Atlassian founder and tech billionaire Mike Cannon-Brookes often makes the news for his eye-watering wealth and the huge number of successful start-ups he’s funded. But in February, he hit the headlines for a totally different reason, when he made a surprise $8bn bid to take over AGL Energy.
It wasn’t a solo mission: Cannon-Brookes joined forces with Canadian asset management company Brookfield to form Grok Ventures, in an effort to broker the deal. The extraordinary takeover bid was ultimately rejected by the energy giant, who claimed the bid “materially undervalued the company” and said a premium of at least 30% on its share price would be needed for the bid to potentially succeed.
For those wondering why Cannon-Brookes is suddenly keen to get involved in the energy sector, it’s all about the environment. Grok aims to bring forward AGL’s exit from coal-fired power by 2030. If successful, the new owners would also halt a planned demerger that would see the company’s fossil fuel assets broken off into a separate entity, Accel Energy.
That’s not the only major event playing out across the national electricity market as 2022 progresses. Origin Energy also made a major announcement in February, sharing that they have brought forward plans to close their coal-fired power plant – Australia’s largest one – seven years early.
Origin Energy confirmed that it aims to retire Eraring Power Station, north of Sydney in the Hunter region, in 2025. Previously, it had set a retirement target of 2032. The company intends to repurpose the Eraring site to install large-scale battery storage of up to 700 megawatts on the site, in alignment with their move into renewable energy.
Around 230 employees and 200 contractors will be impacted by the closure, with Origin to consult with employees and unions about redeployment and retraining opportunities. While this move aligns with the growth in renewable energy as the cheapest form of electricity generation right now, without clear government policy and oversight, we’re at risk of future closures that could have significant impacts on electricity prices, and on regional economies that depend on coal.

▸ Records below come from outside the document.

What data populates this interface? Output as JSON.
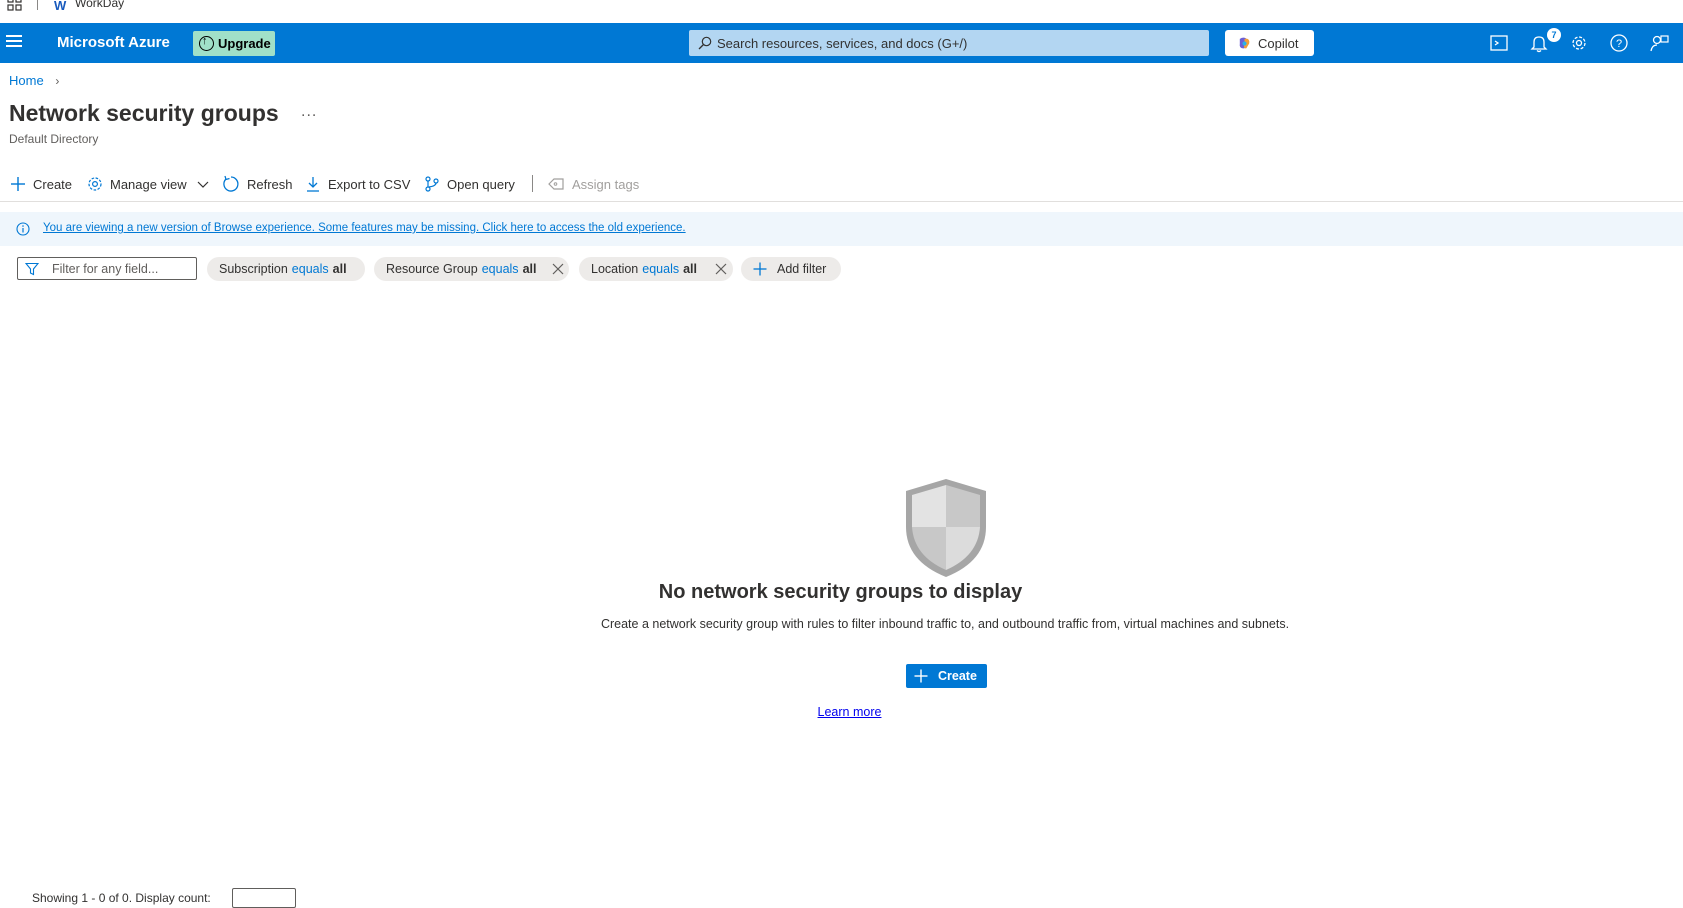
{
  "bookmarks": {
    "items": [
      {
        "label": "WorkDay"
      }
    ]
  },
  "topbar": {
    "brand": "Microsoft Azure",
    "upgrade_label": "Upgrade",
    "search_placeholder": "Search resources, services, and docs (G+/)",
    "copilot_label": "Copilot",
    "notification_count": "7",
    "accent_color": "#0078d4"
  },
  "breadcrumb": {
    "items": [
      {
        "label": "Home"
      }
    ]
  },
  "header": {
    "title": "Network security groups",
    "more": "...",
    "subtitle": "Default Directory"
  },
  "commands": [
    {
      "label": "Create",
      "icon": "plus-icon"
    },
    {
      "label": "Manage view",
      "icon": "gear-icon"
    },
    {
      "label": "Refresh",
      "icon": "refresh-icon"
    },
    {
      "label": "Export to CSV",
      "icon": "download-icon"
    },
    {
      "label": "Open query",
      "icon": "query-icon"
    },
    {
      "label": "Assign tags",
      "icon": "tag-icon",
      "disabled": true
    }
  ],
  "banner": {
    "text": "You are viewing a new version of Browse experience. Some features may be missing. Click here to access the old experience."
  },
  "filters": {
    "placeholder": "Filter for any field...",
    "pills": [
      {
        "field": "Subscription",
        "operator": "equals",
        "value": "all"
      },
      {
        "field": "Resource Group",
        "operator": "equals",
        "value": "all"
      },
      {
        "field": "Location",
        "operator": "equals",
        "value": "all"
      }
    ],
    "add_label": "Add filter"
  },
  "empty_state": {
    "title": "No network security groups to display",
    "description": "Create a network security group with rules to filter inbound traffic to, and outbound traffic from, virtual machines and subnets.",
    "create_label": "Create",
    "learn_more": "Learn more"
  },
  "footer": {
    "showing_text": "Showing 1 - 0 of 0. Display count:"
  }
}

Lastly, with Putin’s invasion into the Ukraine in late February, it remains unclear just how much of a trickle down impact the Russia-Ukraine war will have on the global economy and energy markets.
The conflict has already caused stock market turmoil and has sent oil prices higher, despite the International Energy Agency’s members’ decision to release 60 million barrels of oil from emergency stockpiles. Normally, this flood of supply would help to slow price growth, but this time, it didn’t stop Brent crude (the international benchmark for oil prices) from hitting record highs.
With the potential for ongoing shortages of oil from Russia and greater uncertainty ahead, there are many moving parts that could impact supply and energy prices globally in the months ahead.